Anayasa Mahkemesi ve Yargıtay’ın yargılayacağı kişilere ilişkin hükümler, askerî mahkemelerin görevlerine ilişkin hükümler ile çocuklara özgü kovuşturma hükümleri saklıdır.

137) Eşlerin birlikte evlat edinmesini anlatınız.
II. Birlikte evlât edinme
Madde 306- Eşler, ancak birlikte evlât edinebilirler; evli olmayanlar birlikte evlât edinemezler. Eşlerin en az beş yıldan beri evli olmaları veya otuz yaşını doldurmuş bulunmaları gerekir. Eşlerden biri, en az iki yıldan beri evli olmaları veya kendisinin otuz yaşını doldurmuş bulunması koşuluyla diğerinin çocuğunu evlât edinebilir.

138) Konişmento nedir?
A) Konişmento
I- Tanımı, türleri ve düzenlenmesi
MADDE 1228- (1) Konişmento, bir taşıma sözleşmesinin yapıldığını ispatlayan, eşyanın taşıyan tarafından teslim alındığını veya gemiye yüklendiğini gösteren ve taşıyanın eşyayı, ancak onun ibrazı karşılığında teslimle yükümlü olduğu senettir.
(2) Yükletenin izniyle, taşınmak üzere teslim alınan fakat henüz gemiye yükletilmemiş olan eşya için “tesellüm konişmentosu” düzenlenebilir. Eşya gemiye alınır alınmaz taşıyan, onun teslim alındığı sırada verilmiş olan geçici makbuz veya tesellüm konişmentosunun geri verilmesi karşılığında yükletenin istediği kadar nüshada “yükleme konişmentosu” düzenlemekle yükümlüdür.
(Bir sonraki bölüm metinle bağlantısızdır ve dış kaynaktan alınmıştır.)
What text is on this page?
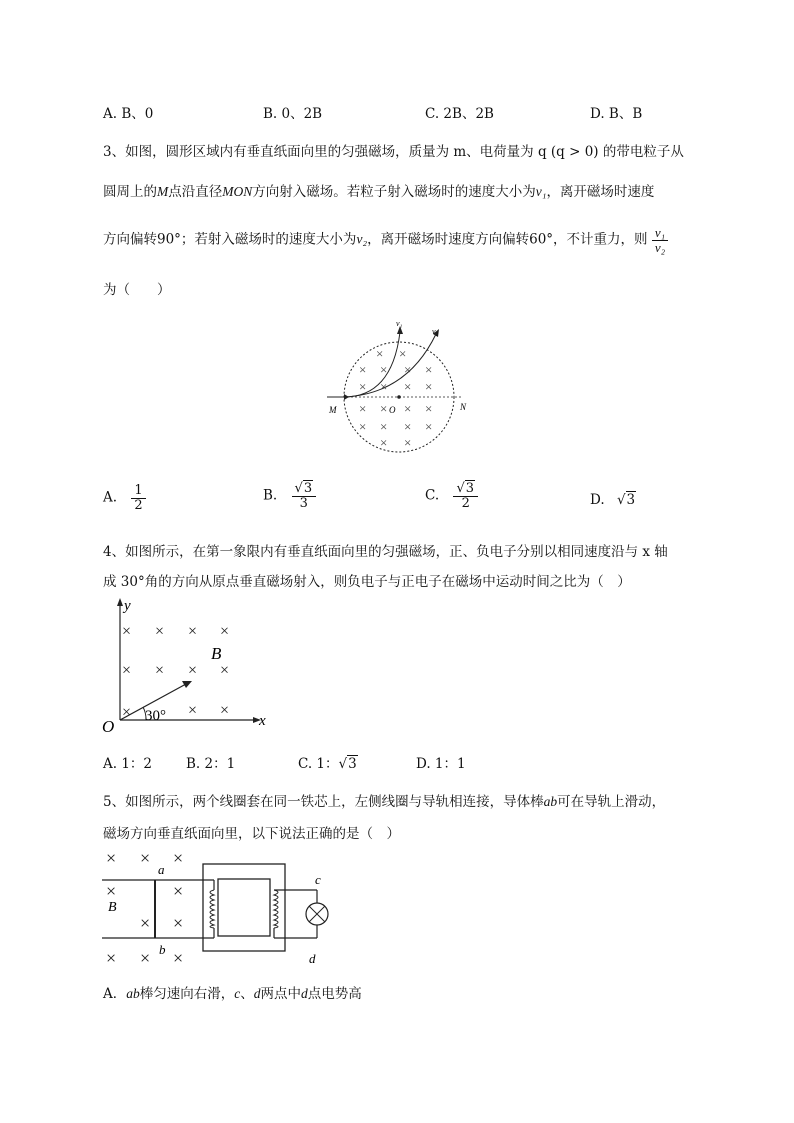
A. B、0	B. 0、2B	C. 2B、2B	D. B、B
3、如图，圆形区域内有垂直纸面向里的匀强磁场，质量为 m、电荷量为 q (q > 0) 的带电粒子从
圆周上的M点沿直径MON方向射入磁场。若粒子射入磁场时的速度大小为v₁，离开磁场时速度
方向偏转90°；若射入磁场时的速度大小为v₂，离开磁场时速度方向偏转60°，不计重力，则 $\frac{\text{v₁}}{\text{v₂}}$
为（　　）
v₁
v₂
M	O	N
× ×
× × × ×
× × × ×
× × × ×
× × × ×
× ×
A. $\frac{1}{2}$	B. $\frac{√3}{3}$	C. $\frac{√3}{2}$	D. √3
4、如图所示，在第一象限内有垂直纸面向里的匀强磁场，正、负电子分别以相同速度沿与 x 轴
成 30°角的方向从原点垂直磁场射入，则负电子与正电子在磁场中运动时间之比为（　）
y
x
O
B
30°
× × × ×
× × × ×
×	× ×
A. 1：2	B. 2：1	C. 1：√3	D. 1：1
5、如图所示，两个线圈套在同一铁芯上，左侧线圈与导轨相连接，导体棒ab可在导轨上滑动，
磁场方向垂直纸面向里，以下说法正确的是（　）
a
b
B
c
d
× × ×
×	×
× ×
× × ×
A．ab棒匀速向右滑，c、d两点中d点电势高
Tesellüm konişmentosuna eşyanın ne zaman ve hangi gemiye yüklenmiş olduğuna dair şerh verildiği takdirde bu konişmento “yükleme konişmentosu” hükmündedir. Konişmento, kaptan veya taşıyanın yahut kaptanın bu hususta yetkilendirdiği bir temsilcisi tarafından taşıyan ad ve hesabına düzenlenebilir.
(3) Konişmento, nama, emre ve hamile yazılı olarak düzenlenebilir. Aksi kararlaştırılmadıkça yükletenin istemi üzerine konişmento gönderilenin emrine veya sadece emre olarak düzenlenir. Bu son hâlde “emre” yükletenin emrine demektir. Konişmento gönderilen sıfatıyla taşıyanın veya kaptanın namına da yazılı olabilir.
(4) Konişmentonun bütün nüshaları aynı metni içermeli ve her birinde kaç nüsha hâlinde düzenlendiği gösterilmelidir.
(5) Yükleten, istem üzerine, konişmentonun kendisi tarafından imzalanmış olan bir kopyasını taşıyana vermek zorundadır.
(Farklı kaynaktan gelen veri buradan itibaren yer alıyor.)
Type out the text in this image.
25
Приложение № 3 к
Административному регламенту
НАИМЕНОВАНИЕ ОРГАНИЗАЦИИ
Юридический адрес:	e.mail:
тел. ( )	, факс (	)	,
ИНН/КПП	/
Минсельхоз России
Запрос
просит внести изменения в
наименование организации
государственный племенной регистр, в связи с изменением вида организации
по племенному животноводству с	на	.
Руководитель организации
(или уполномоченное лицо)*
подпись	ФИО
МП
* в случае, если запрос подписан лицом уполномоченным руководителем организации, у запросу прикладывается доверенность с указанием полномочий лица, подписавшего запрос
139) CMK’ ya göre duruşmada okunmayacak belgeler nelerdir?
Duruşmada okunmayacak belgeler
Madde 210 – (1) Olayın delili, bir tanığın açıklamalarından ibaret ise, bu tanık duruşmada mutlaka dinlenir. Daha önce yapılan dinleme sırasında düzenlenmiş tutanağın veya yazılı bir açıklamanın okunması dinleme yerine geçemez.
(2) Tanıklıktan çekinebilecek olan kişi, duruşmada tanıklıktan çekindiğinde, önceki ifadesine ilişkin tutanak okunamaz.
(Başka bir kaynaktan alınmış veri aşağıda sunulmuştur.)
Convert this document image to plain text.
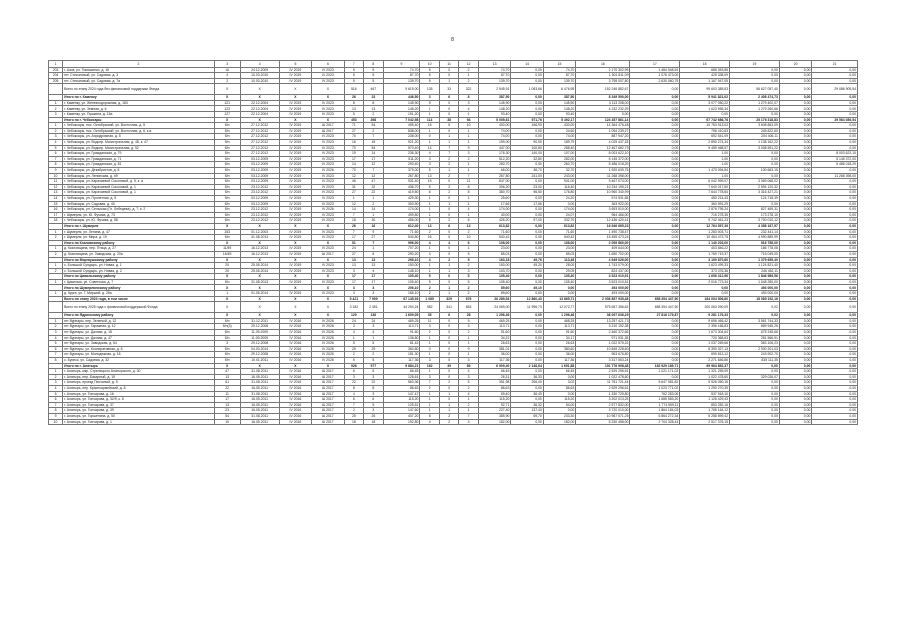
8
1	2	3	4	5	6	7	8	9	10	11	12	13	14	15	16	17	18	19	20	21
203	г. Азов, ул. Тимошенко, д. 16	Ш	24.12.2009	IV 2019	IV 2023	5	5	74,70	5	0	2	74,70	0,00	74,70	2 170 302,99	1 484 948,54	685 353,85	0,00	0,00	0,00
204	пгт. Стеколовый, ул. Садовая, д. 3	4	10.03.2010	IV 2019	IV 2023	5	5	87,70	5	0	1	87,70	0,00	87,70	1 501 811,09	1 076 473,00	425 338,09	0,00	0,00	0,00
205	пгт. Стеколовый, ул. Садовая, д. 7а	2	10.03.2010	IV 2019	IV 2023	5	5	139,70	5	1	2	139,70	0,00	139,70	3 798 007,80	2 630 060,75	1 167 947,05	0,00	0,00	0,00
	Всего по этапу 2024 года без финансовой поддержки Фонда	Х	Х	Х	Х	516	467	9 619,00	135	33	322	2 545,91	1 063,66	6 476,95	152 246 882,67	0,00	99 603 385,83	56 627 057,40	0,00	29 086 909,54
	Итого по г. Каменку	Х	Х	Х	Х	26	23	446,50	3	6	8	387,50	0,00	387,50	8 349 590,00	0,00	5 941 821,02	2 408 474,73	0,00	0,00
1	г. Каменку, ул. Железнодорожная, д. 183	121	22.12.2004	IV 2019	IV 2023	8	8	145,90	5	0	3	145,90	0,00	145,90	4 113 208,00	0,00	3 077 050,22	1 279 402,07	0,00	0,00
2	г. Каменку, ул. Земная, д. 6	123	22.12.2004	IV 2019	IV 2023	13	13	148,20	1	0	4	148,20	0,00	148,20	4 232 232,29	0,00	1 623 955,34	1 279 260,66	0,00	0,00
3	г. Каменку, ул. Пушкина, д. 15а	127	22.12.2004	IV 2019	IV 2023	5	2	151,20	1	0	1	93,40	0,00	93,40	0,00	0,00	0,00	0,00	0,00	0,00
	Итого по г. Чебоксары	Х	Х	Х	Х	453	398	7 042,98	114	38	94	5 005,61	971,76	5 492,17	124 457 861,14	0,00	67 742 686,76	25 176 318,83	0,00	29 564 089,54
1	г. Чебоксары, пос. Октябрьский, ул. Восточная, д. 5	б/н	27.12.2012	IV 2019	Ш 2017	71	54	495,40	15	5	10	400,00	166,90	430,00	14 364 476,48	0,00	10 753 913,02	3 608 863,09	0,00	0,00
2	г. Чебоксары, пос. Октябрьский, ул. Восточная, д. 6, к.а.	б/н	27.12.2012	IV 2019	Ш 2017	27	2	838,00	1	0	1	74,00	0,00	24,60	1 094 239,27	0,00	796 410,63	245 822,60	0,00	0,00
3	г. Чебоксары, ул. Аэродромная, д. 5	б/н	27.12.2012	IV 2019	IV 2023	70	7	238,00	0	1	1	74,00	0,00	74,00	887 947,20	0,00	692 541,09	204 406,11	0,00	0,00
4	г. Чебоксары, ул. Водопр. Магистральная, д. 48, к. 47	б/н	27.12.2012	IV 2019	IV 2023	16	18	921,20	1	1	1	199,00	90,90	189,79	4 029 437,18	0,00	2 890 274,34	1 138 162,22	0,00	0,00
5	г. Чебоксары, ул. Водопр. Магистральная, д. 52	б/н	27.12.2012	IV 2019	IV 2023	70	54	570,40	14	7	9	447,00	100,80	288,40	12 467 682,79	0,00	9 459 468,57	3 008 591,22	0,00	0,00
6	г. Чебоксары, ул. Гражданская, д. 79	б/н	27.12.2012	IV 2019	IV 2023	19	14	236,30	4	7	3	176,30	140,00	107,00	8 003 622,10	0,00	1,00	0,00	0,00	8 003 622,10
7	г. Чебоксары, ул. Гражданская, д. 71	б/н	03.12.2009	IV 2019	IV 2023	17	17	511,20	3	2	2	512,20	32,80	282,00	5 145 372,00	0,00	1,00	0,00	0,00	5 145 372,00
8	г. Чебоксары, ул. Гражданская, д. 81	б/н	03.12.2009	IV 2019	IV 2023	14	12	290,40	3	2	1	260,70	0,00	260,70	5 486 018,29	0,00	1,00	0,00	0,00	5 486 018,29
9	г. Чебоксары, ул. Декабристов, д. 8	б/н	03.12.2009	IV 2019	IV 2026	70	7	379,00	5	1	1	66,00	38,70	32,70	1 920 639,75	0,00	1 470 094,84	100 663,15	0,00	0,00
10	г. Чебоксары, ул. Ленинская, д. 69	б/н	03.12.2009	IV 2019	IV 2023	12	12	267,80	13	2	7	267,80	241,00	243,00	11 268 398,00	0,00	1,00	0,00	0,00	11 268 398,00
11	г. Чебоксары, ул. Карачаевой Соколовой, д. 5, к. а	б/н	03.12.2009	IV 2019	IV 2023	46	47	931,40	15	0	11	847,00	0,00	941,00	9 467 074,00	0,00	6 042 999,07	3 069 068,02	0,00	0,00
12	г. Чебоксары, ул. Карачаевой Соколовой, д. 1	б/н	23.12.2012	IV 2019	IV 2023	31	32	436,70	5	2	8	306,20	23,00	116,40	10 234 195,21	0,00	7 640 017,60	2 594 120,32	0,00	0,00
13	г. Чебоксары, ул. Карачаевой Соколовой, д. 1	б/н	23.12.2012	IV 2019	IV 2023	27	22	419,50	6	2	8	380,70	96,50	176,80	10 960 340,99	0,00	7 644 778,84	3 316 427,21	0,00	0,00
14	г. Чебоксары, ул. Пролетная, д. 5	б/н	03.12.2009	IV 2019	IV 2023	1	1	429,30	1	0	1	25,60	0,00	24,20	574 931,85	0,00	450 214,43	124 718,39	0,00	0,00
15	г. Чебоксары, ул. Садовая, д. 40	б/н	03.12.2009	IV 2019	IV 2023	12	2	300,90	1	1	1	17,66	17,66	0,00	363 922,00	0,00	360 991,29	0,00	0,00	0,00
16	г. Чебоксары, ул. Сельская (Гл. Лебедева), д. 7, к. 2	б/н	23.12.2012	IV 2019	IV 2026	14	14	174,00	1	0	4	174,00	0,00	174,00	3 693 510,00	0,00	2 876 795,24	827 469,31	0,00	0,00
17	г. Шумерля, ул. Ю. Фучика, д. 73	б/н	23.12.2012	IV 2019	IV 2023	7	1	499,80	1	0	1	40,00	0,00	24,0?	964 466,00	0,00	715 278,35	173 278,10	0,00	0,00
18	г. Чебоксары, ул. Ю. Фучика, д. 58	б/н	23.12.2012	IV 2019	IV 2023	18	30	456,00	5	2	6	426,20	97,00	332,70	12 436 420,41	0,00	9 742 461,23	3 700 010,12	0,00	0,00
	Итого по г. Шумерля	Х	Х	Х	Х	26	16	612,40	13	6	13	613,82	0,00	613,82	16 946 665,33	0,00	12 764 597,36	4 358 167,97	0,00	0,00
1	г. Шумерля, ул. Ленина, д. 47	153	01.12.2003	IV 2019	IV 2023	7	9	71,60	2	0	2	71,60	0,00	71,60	1 490 738,47	0,00	1 283 003,71	232 441,14	0,00	0,00
2	г. Шумерля, ул. Мира, д. 19	б/н	31.08.2013	IV 2019	IV 2023	17	27	540,80	16	0	10	540,42	0,00	540,42	15 455 473,24	0,00	10 464 473,75	4 990 889,99	0,00	0,00
	Итого по Козловскому району	Х	Х	Х	Х	51	7	996,00	4	4	6	108,00	0,00	108,00	2 059 860,00	0,00	1 140 203,00	916 758,00	0,00	0,00
1	д. Козловщина, пер. Птица, д. 27	11/49	16.12.2013	IV 2019	IV 2023	24	1	707,20	1	0	1	23,00	0,00	23,00	409 644,00	0,00	403 846,22	186 778,08	0,00	0,00
2	д. Козловщина, ул. Заводская, д. 20а	16/49	16.12.2013	IV 2019	Ш 2017	27	6	290,20	3	0	5	85,03	0,00	85,03	1 650 702,00	0,00	1 769 719,37	715 049,00	0,00	0,00
	Итого по Моргаушскому району	Х	Х	Х	Х	13	13	298,10	4	2	5	163,18	49,76	113,48	4 949 026,00	0,00	3 190 870,60	1 379 655,40	0,00	0,00
1	с. Большой Сундырь, ул. Новая, д. 1	20	25.05.2014	IV 2019	IV 2023	13	13	150,00	1	1	2	150,00	49,20	28,00	1 743 079,00	0,00	1 623 499,33	1 124 821,40	0,00	0,00
2	с. Большой Сундырь, ул. Новая, д. 2	20	25.05.2014	IV 2019	IV 2023	3	4	148,10	1	1	3	103,70	0,00	29,09	824 437,00	0,00	373 076,36	246 452,11	0,00	0,00
	Итого по Цивильскому району	Х	Х	Х	Х	17	17	105,40	5	0	5	105,40	0,00	105,40	3 523 010,51	0,00	1 696 312,96	1 846 989,56	0,00	0,00
1	г. Цивильск, ул. Советская, д. 7	б/н	31.08.2013	IV 2019	IV 2023	17	17	105,40	5	0	5	105,40	0,00	105,40	3 523 010,51	0,00	2 016 773,34	1 048 280,00	0,00	0,00
	Итого по Шумерлинскому району	Х	Х	Х	Х	3	3	206,10	2	1	2	89,60	49,10	0,00	493 000,00	0,00	0,00	493 000,00	0,00	0,00
1	д. Курга, ул. Г. Миршой, д. 25а	1	01.05.2014	IV 2019	IV 2023	3	3	166,10	2	1	2	89,60	0,00	0,00	493 000,00	0,00	0,00	493 000,00	0,00	0,00
	Всего по этапу 2024 года, в том числе	Х	Х	Х	Х	5 421	7 999	67 145,93	1 085	329	676	26 289,54	12 860,43	13 865,71	2 036 857 935,48	658 394 447,50	184 004 506,80	18 089 192,16	0,00	0,00
	Всего по этапу 2025 года с финансовой поддержкой Фонда	Х	Х	Х	Х	3 182	2 451	44 294,24	982	341	653	24 069,00	11 996,73	12 072,77	975 657 356,62	658 394 447,50	200 063 090,09	0,02	0,00	0,00
	Итого по Ядринскому району	Х	Х	Х	Х	129	136	1 609,05	35	6	28	1 296,46	0,00	1 296,46	36 097 636,29	27 816 179,87	9 281 176,33	0,02	0,00	0,00
1	пгт Вурнары, пер. Зеленый, д. 12	б/н	31.12.2011	IV 2016	IV 2026	24	24	469,25	11	0	9	469,25	0,00	468,25	13 257 421,73	0,00	9 696 465,42	3 561 744,33	0,00	0,00
2	пгт Вурнары, ул. Гаражная, д. 12	б/н(3)	29.12.2008	IV 2016	IV 2026	3	3	113,71	3	0	3	113,71	0,00	113,71	3 210 192,38	0,00	2 396 166,83	869 945,26	0,00	0,00
3	пгт Вурнары, ул. Дачная, д. 18	б/н	11.09.2009	IV 2016	IV 2026	4	4	91,60	2	0	2	91,60	0,00	91,60	2 460 372,66	0,00	1 673 304,64	675 245,66	0,00	0,00
4	пгт Вурнары, ул. Дачная, д. 47	б/н	11.09.2009	IV 2016	IV 2026	1	1	136,80	1	0	1	34,22	0,00	34,17	971 931,35	0,00	720 368,63	251 566,91	0,00	0,00
5	пгт Вурнары, ул. Заводская, д. 54	3	29.12.2008	IV 2016	IV 2026	5	5	81,42	1	0	1	26,63	0,00	26,63	1 022 575,22	0,00	1 037 269,66	363 106,23	0,02	0,00
6	пгт Вурнары, ул. Кооперативная, д. 8	б/н	04.03.2014	IV 2016	IV 2026	29	29	360,80	0	0	9	381,01	0,00	380,60	10 849 228,80	0,00	5 390 327,13	2 930 201,03	0,00	0,00
7	пгт Вурнары, ул. Молодежная, д. 18	б/н	29.12.2008	IV 2016	IV 2026	2	2	181,30	1	0	1	36,00	0,00	36,00	963 676,80	0,00	699 813,12	243 902,70	0,00	0,00
8	с. Буинск, ул. Садовая, д. 32	б/н	10.01.2011	IV 2016	IV 2026	5	5	117,36	3	0	3	117,36	0,00	117,36	3 317 553,24	0,00	2 271 846,86	835 111,35	0,00	0,00
	Итого по г. Алатырь	Х	Х	Х	Х	926	977	9 884,21	162	39	89	6 909,40	2 146,64	1 651,88	191 776 908,48	182 929 189,71	89 964 852,37	0,00	0,00	0,00
1	г. Алатырь, мкр. Стрелецкого Алатырского, д. 30	47	31.08.2011	IV 2016	Ш 2017	6	6	66,45	1	0	4	66,45	0,00	66,45	2 529 296,51	1 021 171,02	1 321 259,09	0,00	0,00	0,00
2	г. Алатырь, пер. Базарный, д. 15	13	16.05.2011	IV 2016	Ш 2017	3	3	125,61	3	0	3	26,31	36,33	0,00	1 022 478,60	0,00	1 022 478,60	329 026,07	0,00	0,00
3	г. Алатырь, проезд Песчаный, д. 5	61	31.08.2011	IV 2016	Ш 2017	22	22	560,36	7	2	5	351,98	206,40	3,02	11 761 721,44	5 647 081,82	5 526 050,16	0,00	0,00	0,00
4	г. Алатырь, пер. Красноармейский, д. 8	22	16.05.2011	IV 2016	Ш 2017	8	8	86,63	2	0	2	86,63	0,00	86,63	2 529 296,51	1 023 771,02	1 290 270,39	0,00	0,00	0,00
5	г. Алатырь, ул. Гончарова, д. 16	11	31.08.2011	IV 2016	Ш 2017	4	3	147,47	1	1	4	69,40	36,49	0,00	1 330 729,80	762 253,06	537 918,10	0,00	0,00	0,00
6	г. Алатырь, ул. Гончарова, д. 32/9, к. 6	17	16.05.2011	IV 2016	Ш 2017	6	6	115,20	1	0	1	115,20	0,00	115,20	3 202 013,25	1 685 583,20	1 126 429,43	0,00	0,00	0,00
7	г. Алатырь, ул. Гончарова, д. 37	13	16.05.2011	IV 2016	Ш 2017	7	5	125,51	1	1	2	92,71	36,32	54,00	2 577 832,00	1 774 559,11	853 282,16	0,00	0,00	0,00
8	г. Алатырь, ул. Гончарова, д. 39	23	16.05.2011	IV 2016	Ш 2017	2	3	147,60	1	1	1	227,40	137,40	0,00	3 720 010,00	1 864 184,03	1 765 164,12	0,00	0,00	0,00
9	г. Алатырь, ул. Горшенина, д. 50	54	31.08.2011	IV 2016	Ш 2017	25	26	407,20	8	2	7	385,90	69,70	233,30	10 987 571,25	6 864 272,34	5 258 899,42	0,00	0,00	0,00
10	г. Алатырь, ул. Гончарова, д. 1	10	16.05.2011	IV 2016	Ш 2017	18	18	192,80	4	2	3	182,00	0,00	182,00	5 230 458,00	2 704 328,44	2 517 376,15	0,00	0,00	0,00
140) Özel hukuk yargılamasında yemine konu olamayacak haller nelerdir?
Yemine konu olamayacak vakıalar
MADDE 226- (1) Aşağıdaki hususlar yemine konu olamaz:
a) Tarafların üzerinde serbestçe tasarruf edemeyeceği vakıalar.
b) Bir işlemin geçerliliği için, kanunen iki tarafın irade açıklamalarının yeterli görülmediği hâller.
c) Yemin edecek kimsenin namus ve onurunu etkileyecek veya onu ceza soruşturması ya da kovuşturması ile karşı karşıya bırakacak vakıalar.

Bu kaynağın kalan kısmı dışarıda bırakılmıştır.